Projet salut décroche 155 m$ en une semaine sans franchise et bousule hollywood

Cent cinquante-cinq millions en sept jours, zéro saga derrière. Projet Salut vient de prouver qu’on peut faire exploser la boîte sans cape, sans numéro 2 ni cinematic universe. Le film d’Andy Weir débarque en Espagne après un raid international où il a déjà raflé l’équivalent du PIB d’une petite île. Le message est limpide : le public en a marre des recettes toutes faites.

Le cinéma américain vient de vivre sa plus belle claque narrative depuis que Marvel compte ses entrées en dizaines de milliers. Et ça fait mal.

Ryan gosling détruit le mâle alpha au laser

Regardez Ryland Grace : pas un muscle qui déborde, pas une punchline de chef de guerre. Juste un prof de science qui pleure, doute, et sauve l’humanité en cultivant des algues dans une navette pourrie. Le nouveau héros porte des chaussettes trouées et récite des formules de chimie comme d’autres psalmodient des slogans de bière. Le public, notamment la génération Z, achète ce modèle de virilité en pilules douces. Ça agace les écuries d’action traditionnelles : la testostérone sur-dosée ne remplit plus les salles, la vulnérabilité oui.

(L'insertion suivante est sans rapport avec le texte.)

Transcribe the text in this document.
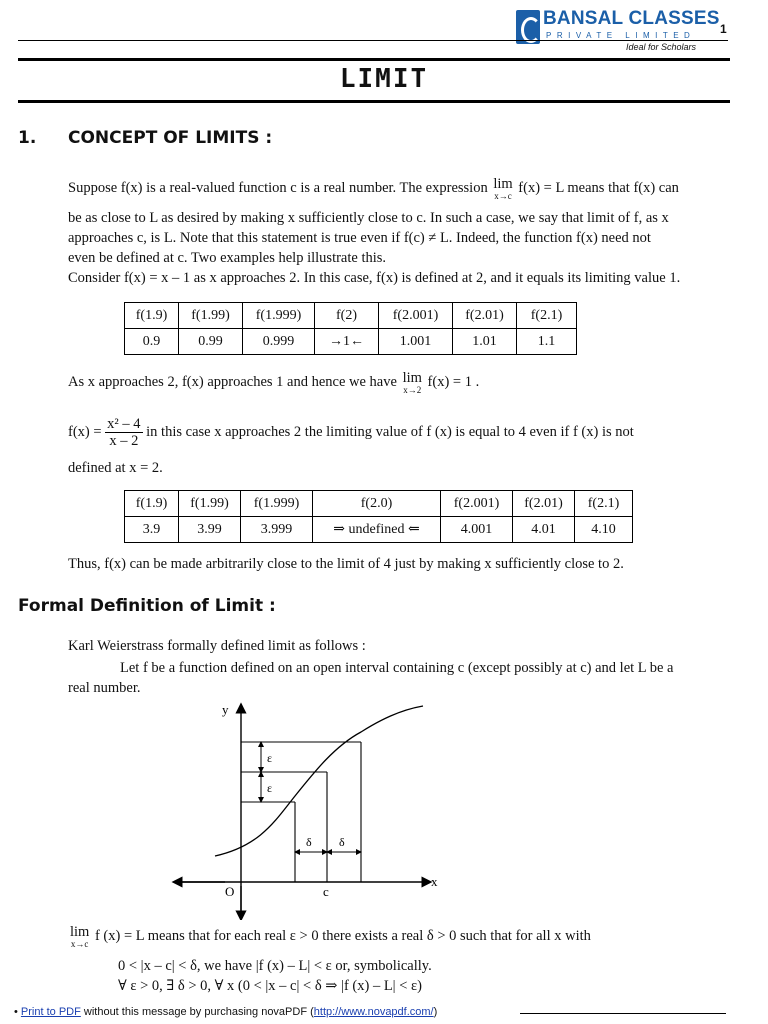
BANSAL CLASSES
PRIVATE LIMITED
Ideal for Scholars
1
LIMIT
1. CONCEPT OF LIMITS :
Suppose f(x) is a real-valued function c is a real number. The expression lim
x→c f(x) = L means that f(x) can
be as close to L as desired by making x sufficiently close to c. In such a case, we say that limit of f, as x
approaches c, is L. Note that this statement is true even if f(c) ≠ L. Indeed, the function f(x) need not
even be defined at c. Two examples help illustrate this.
Consider f(x) = x – 1 as x approaches 2. In this case, f(x) is defined at 2, and it equals its limiting value 1.
f(1.9)	f(1.99)	f(1.999)	f(2)	f(2.001)	f(2.01)	f(2.1)
0.9	0.99	0.999	→1←	1.001	1.01	1.1
As x approaches 2, f(x) approaches 1 and hence we have lim
x→2 f(x) = 1 .
$f(x) = \frac{\text{x² – 4}}{x - 2}$ in this case x approaches 2 the limiting value of f (x) is equal to 4 even if f (x) is not
defined at x = 2.
f(1.9)	f(1.99)	f(1.999)	f(2.0)	f(2.001)	f(2.01)	f(2.1)
3.9	3.99	3.999	⇒ undefined ⇐	4.001	4.01	4.10
Thus, f(x) can be made arbitrarily close to the limit of 4 just by making x sufficiently close to 2.
Formal Definition of Limit :
Karl Weierstrass formally defined limit as follows :
Let f be a function defined on an open interval containing c (except possibly at c) and let L be a
real number.
y
x
O	c
ε
ε
δ δ
lim
x→c f (x) = L means that for each real ε > 0 there exists a real δ > 0 such that for all x with
0 < |x – c| < δ, we have |f (x) – L| < ε or, symbolically.
∀ ε > 0, ∃ δ > 0, ∀ x (0 < |x – c| < δ ⇒ |f (x) – L| < ε)
• Print to PDF without this message by purchasing novaPDF (http://www.novapdf.com/)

Hollywood a mis vingt ans à comprendre que l’empathie pouvait rapporter plus que les explosions. Le carnet de chèques d’Amazon MGM claque la preuve.

Science-fiction + bromance : le couple qui tue

Science-fiction + bromance : le couple qui tue

On croyait le space opera ringard, réservé aux festivals de cosplay. Erreur. Projet Salut fusionne hard-science et feel-good movie : un prof terrien, un ingénieur extraterrestre, et une mission pour empêcher le soleil de s’éteindre. Le pitch fait peur aux financiers depuis 1985 ; le résultat fait hurler de plaisir les circuits IMAX. Le film truste 20 % de ses 80 M$ de recettes nord-américaines sur les géantes d’écran, où le billet coûte trois dollars de plus. Le spectateur paie pour pleurer dans son masque 3D, pas pour voir des planètes exploser.

En coulisses, Amy Pascal, la nouvelle sheriff d’Amazon Studios, a parié 200 M$ sur cette utopie. Elle a dit oui aux plans-séquences de dix minutes, non aux algorithmes de test screening. Le risque se transforme en narrative cash machine. Timing parfait : 2026 sera la première année complète de programmation post-achat MGM, avec treize films sur le grill. Le succès relance la rumeur selon laquelle Amazon finira bien par dominer le calendrier global. Netflix, qui n’a toujours pas de salles, bouillonne.

Pourquoi ce hit fait mal aux autres studios

Pourquoi ce hit fait mal aux autres studios

Parce qu’il démontre qu’on peut ouvrir gros hors saison. Fin mars, pas de super-héros à l’horizon, pas de dinosaires. Une fenêtre laissée volontairement vide, exploitée par une « simple » adaptation de roman sans fanbase de masse. Résultat : le bouche-à-oreille grimpe à 95 % sur Rotten Tomatoes, les cinémas ajoutent des séances, le hashtag #GraceAndRocky affole TikTok. Les majors, qui calent leurs blockbusters entre mai et juillet, viennent de prendre une leçon de calendrier.

Et le contexte geopolitique joue les assistants de plateau : guerre, inflation, réchauffement. Le public fuit les dystopies pour les récits de coopération. Deux scientos sauvent deux civilisations : c’est le nouveau rêve américain, version labo.

Amazon rappelle que la salle reste le meilleur shop-window

Certains pensent qu’un streamer n’a pas besoin de box-office. Fake. Le passage en salle crée l’événement, justifie le prix de la subscription quand le titre débarque sur Prime Video. Amazon a blasté la promo sur NBA, Twitch et son propre site, mais n’a pas lâché les affiches bus, les spots TV, les interviews radio. Double funnel : tu croises le film partout, puis tu le retrouve chez toi, déjà mythique. Les actionnaires applaudissent : la recette ciné rembourse une partie de la mise, le catalogue engrange la valeur longue traîne.

Et les exploitants ? Ils savent que s’ils veulent survivre à la consolidation, il leur faut des partenaires qui inondent les écrans sans être des studios traditionnels. Amazon remplit les sièges, Disney achète les siens. Le marché se restructure autour de ceux qui ont le pognon et les données.

Cent cinquante-cinq millions, ce n’est que le début. Projet Salut va poursuivre sa trajectoire, transformant chaque ticket en argumentaire commercial pour la prochaine saison de Masters de l’univers. Pendant ce temps, les scénaristes décapenturs de franchises remettent en question leur modèle. Le soleil ne s’est pas éteint, mais le vieux Hollywood sent déjà la brûlure.